A 2.0 Bengali stereo track is a little on the underwhelming side for a movie bursting with musical energy, but it's almost certainly tied to the movie's independent roots, so it can be overlooked. The mix is a little noisy, with vocals occasionally calling for more separation from the background, and one wishes for more surround activity (during the drug trip sequence, for instance), but the track gets the job done, delivering the music and dialogue with enough fidelity to enjoy the movie. A note about the subtitles: I often complain about "burned-in" subtitles, but that's when it has to do with the master provided to the DVD studio. In the case of Gandu, the subtitles are extremely stylized, appearing on screen in different places, different sizes, different colors, all to emphasize the emotional impact of the film. Given that this was an artistic choice, I have no complaints about the captions.

The Extras
The primary attraction is a featurette called "Behind-the-Scenes" (33:48), a nice overview of the production. Clips of Q speaking at one of the film's screenings are interspersed with cast and crew interviews, B-roll, and other behind-the-scenes footage, covering topics such as the budget, the casting, sex scenes, music, and more. Directed very much in the style of the film, anyone who likes the movie should enjoy this clip, which is a bit more informative and open than the kinds of featurettes you see on studio DVDs.

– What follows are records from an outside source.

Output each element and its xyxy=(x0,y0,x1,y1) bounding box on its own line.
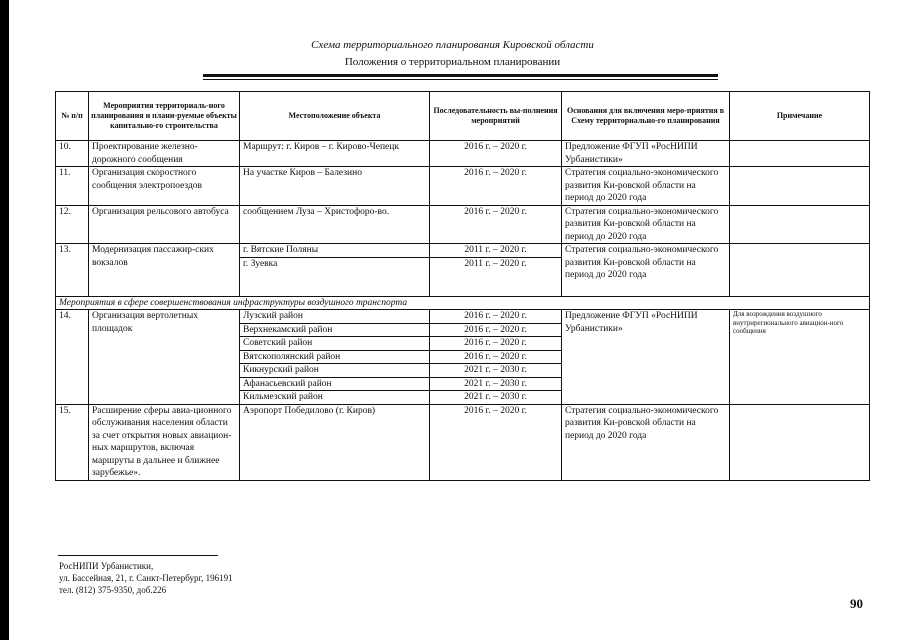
row-note xyxy=(730,205,870,244)
row-basis: Предложение ФГУП «РосНИПИ Урбанистики» xyxy=(562,141,730,167)
row-measure: Расширение сферы авиа-ционного обслуживания населения области за счет открытия новых авиацион-ных маршрутов, включая маршруты в дальнее и ближнее зарубежье». xyxy=(89,404,240,480)
row-note xyxy=(730,167,870,206)
col-header-note: Примечание xyxy=(730,92,870,141)
row-location: Аэропорт Победилово (г. Киров) xyxy=(240,404,430,480)
row-period: 2016 г. – 2020 г. xyxy=(430,337,562,351)
row-basis: Стратегия социально-экономического развития Ки-ровской области на период до 2020 года xyxy=(562,404,730,480)
row-period: 2021 г. – 2030 г. xyxy=(430,377,562,391)
row-note xyxy=(730,244,870,297)
scan-edge-bar xyxy=(0,0,9,640)
row-period: 2011 г. – 2020 г. xyxy=(430,257,562,296)
row-basis: Стратегия социально-экономического развития Ки-ровской области на период до 2020 года xyxy=(562,244,730,297)
row-location: г. Зуевка xyxy=(240,257,430,296)
row-measure: Организация скоростного сообщения электропоездов xyxy=(89,167,240,206)
row-period: 2016 г. – 2020 г. xyxy=(430,141,562,167)
row-period: 2016 г. – 2020 г. xyxy=(430,404,562,480)
footer-rule xyxy=(58,555,218,556)
row-number: 14. xyxy=(56,310,89,405)
row-number: 15. xyxy=(56,404,89,480)
row-measure: Организация рельсового автобуса xyxy=(89,205,240,244)
row-number: 12. xyxy=(56,205,89,244)
row-measure: Проектирование железно-дорожного сообщения xyxy=(89,141,240,167)
document-title: Схема территориального планирования Кировской области xyxy=(311,39,594,51)
row-period: 2011 г. – 2020 г. xyxy=(430,244,562,258)
row-note xyxy=(730,404,870,480)
row-period: 2021 г. – 2030 г. xyxy=(430,391,562,405)
row-location: Лузский район xyxy=(240,310,430,324)
row-note xyxy=(730,141,870,167)
row-location: Афанасьевский район xyxy=(240,377,430,391)
table-row xyxy=(56,244,870,258)
footer-address: ул. Бассейная, 21, г. Санкт-Петербург, 196191 xyxy=(59,573,233,583)
row-location: сообщением Луза – Христофоро-во. xyxy=(240,205,430,244)
row-measure: Модернизация пассажир-ских вокзалов xyxy=(89,244,240,297)
footer-block xyxy=(59,560,233,596)
footer-org: РосНИПИ Урбанистики, xyxy=(59,561,154,571)
row-period: 2016 г. – 2020 г. xyxy=(430,350,562,364)
row-number: 11. xyxy=(56,167,89,206)
section-title: Мероприятия в сфере совершенствования инфраструктуры воздушного транспорта xyxy=(56,296,870,310)
header-rule-thin xyxy=(203,79,718,80)
row-location: Кикнурский район xyxy=(240,364,430,378)
col-header-location: Местоположение объекта xyxy=(240,92,430,141)
row-period: 2021 г. – 2030 г. xyxy=(430,364,562,378)
table-row xyxy=(56,404,870,480)
table-header-row xyxy=(56,92,870,141)
row-number: 10. xyxy=(56,141,89,167)
row-period: 2016 г. – 2020 г. xyxy=(430,323,562,337)
table-row xyxy=(56,141,870,167)
row-period: 2016 г. – 2020 г. xyxy=(430,205,562,244)
row-location: На участке Киров – Балезино xyxy=(240,167,430,206)
row-period: 2016 г. – 2020 г. xyxy=(430,310,562,324)
row-number: 13. xyxy=(56,244,89,297)
row-location: г. Вятские Поляны xyxy=(240,244,430,258)
header-rule-thick xyxy=(203,74,718,77)
row-basis: Стратегия социально-экономического развития Ки-ровской области на период до 2020 года xyxy=(562,205,730,244)
document-subtitle: Положения о территориальном планировании xyxy=(344,56,561,68)
row-period: 2016 г. – 2020 г. xyxy=(430,167,562,206)
col-header-period: Последовательность вы-полнения мероприятий xyxy=(430,92,562,141)
row-location: Кильмезский район xyxy=(240,391,430,405)
row-location: Верхнекамский район xyxy=(240,323,430,337)
col-header-basis: Основания для включения меро-приятия в Схему территориально-го планирования xyxy=(562,92,730,141)
table-row xyxy=(56,310,870,324)
col-header-number: № п/п xyxy=(56,92,89,141)
section-row xyxy=(56,296,870,310)
row-basis: Стратегия социально-экономического развития Ки-ровской области на период до 2020 года xyxy=(562,167,730,206)
row-location: Вятскополянский район xyxy=(240,350,430,364)
row-location: Советский район xyxy=(240,337,430,351)
row-note: Для возрождения воздушного внутрирегионального авиацион-ного сообщения xyxy=(730,310,870,405)
col-header-measure: Мероприятия территориаль-ного планирования и плани-руемые объекты капитально-го строительства xyxy=(89,92,240,141)
row-measure: Организация вертолетных площадок xyxy=(89,310,240,405)
footer-phone: тел. (812) 375-9350, доб.226 xyxy=(59,585,167,595)
page-number: 90 xyxy=(850,596,863,611)
table-row xyxy=(56,167,870,206)
table-row xyxy=(56,205,870,244)
row-location: Маршрут: г. Киров – г. Кирово-Чепецк xyxy=(240,141,430,167)
row-basis: Предложение ФГУП «РосНИПИ Урбанистики» xyxy=(562,310,730,405)
planning-table xyxy=(55,91,870,481)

A bunch of shorter clips round out the package: A music video (3:22) of one of the rap songs from the movie, a trailer for Escape, a documentary on the band Gandu Circus, a short but energetic promotional featurette about the film's arrival in "Berlin" (6:41), a hybrid live performance / music video of Gandu Circus called "WTFRV" (10:42), and finally a promo for Gandu Circus (1:40).

An original trailer for Gandu is also included.

Conclusion
Well worth a rental, Gandu is an impressive exercise in technique and style. The characters and story didn't do as much for me, but this wild rap musical still has plenty going on to keep the viewer engaged.